AVC : Le secret inattendu pour mieux prévenir sans se fier au cholestérol

Lorsqu’il s’agit de prévenir les accidents vasculaires cérébraux (AVC), beaucoup pensent d’abord au taux de LDL, le « mauvais cholestérol ». Cependant, certaines personnes avec des résultats satisfaisants en cholestérol peuvent quand même subir un AVC.

De plus en plus de spécialistes rappellent que le cholestérol ne suffit pas à lui seul à évaluer l’état de nos artères. Parmi eux, le Dr Heather Swales, cardiologue, explique que d’autres indicateurs sont importants.

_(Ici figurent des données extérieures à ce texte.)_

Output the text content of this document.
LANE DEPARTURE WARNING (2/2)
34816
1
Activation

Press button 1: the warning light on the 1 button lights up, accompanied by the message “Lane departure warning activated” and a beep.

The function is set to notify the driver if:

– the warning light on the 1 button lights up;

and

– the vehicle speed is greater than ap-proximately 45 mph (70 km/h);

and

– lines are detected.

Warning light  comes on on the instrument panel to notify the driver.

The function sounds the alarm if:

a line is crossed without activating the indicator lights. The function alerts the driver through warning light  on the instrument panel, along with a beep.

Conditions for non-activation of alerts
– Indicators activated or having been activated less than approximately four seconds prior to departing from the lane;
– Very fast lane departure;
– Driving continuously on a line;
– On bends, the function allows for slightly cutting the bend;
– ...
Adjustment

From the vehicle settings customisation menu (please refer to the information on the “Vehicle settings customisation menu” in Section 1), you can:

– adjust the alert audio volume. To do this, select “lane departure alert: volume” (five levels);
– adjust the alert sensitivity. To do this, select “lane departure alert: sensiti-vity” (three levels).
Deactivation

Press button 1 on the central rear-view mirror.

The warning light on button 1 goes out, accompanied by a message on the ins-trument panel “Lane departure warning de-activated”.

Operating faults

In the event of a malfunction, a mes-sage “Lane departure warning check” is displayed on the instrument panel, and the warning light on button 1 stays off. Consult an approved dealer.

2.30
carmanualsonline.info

Le vrai chiffre à surveiller en complément du cholestérol

Ce chiffre, c’est l’Apolipoprotéine B (ApoB). Elle est présente sur toutes les particules lipidiques susceptibles de s’accumuler dans les artères. Selon le Dr Swales, l’ApoB donne une vision plus précise du danger réel pour la santé.

Elle précise que « l’ApoB est un meilleur marqueur que le cholestérol pour évaluer le risque d’AVC, car il mesure la totalité des particules athérogènes (nocives) ». En résumé, alors que le cholestérol informe principalement sur la quantité de graisses dans le sang, l’ApoB permet d’estimer combien de particules potentiellement dangereuses circulent et peuvent endommager les vaisseaux sanguins.

Consulter son médecin pour doser l’ApoB

Le dosage de l’ApoB n’est pas systématiquement réalisé lors d’un bilan lipidique classique, qui regarde surtout le cholestérol total, le HDL, le LDL et les triglycérides. Cependant, il est possible d’en parler avec son médecin, notamment si le taux de LDL est dans une zone intermédiaire, par exemple entre 1,3 et 1,6 g/L.

Dans ces cas, l’ApoB peut aider à préciser le risque : elle montre si ces valeurs modérées correspondent en réalité à une forte concentration de petites particules lipidiques, plus denses et plus agressives pour les artères, et donc associées à un risque accru d’AVC.

À noter : chez un adulte en bonne santé, un taux d’ApoB inférieur à 90 mg/dL est généralement considéré comme normal. Une valeur supérieure n’indique pas forcément un problème grave, mais constitue un signal à surveiller. Il est conseillé d’en discuter avec son médecin pour un suivi personnalisé.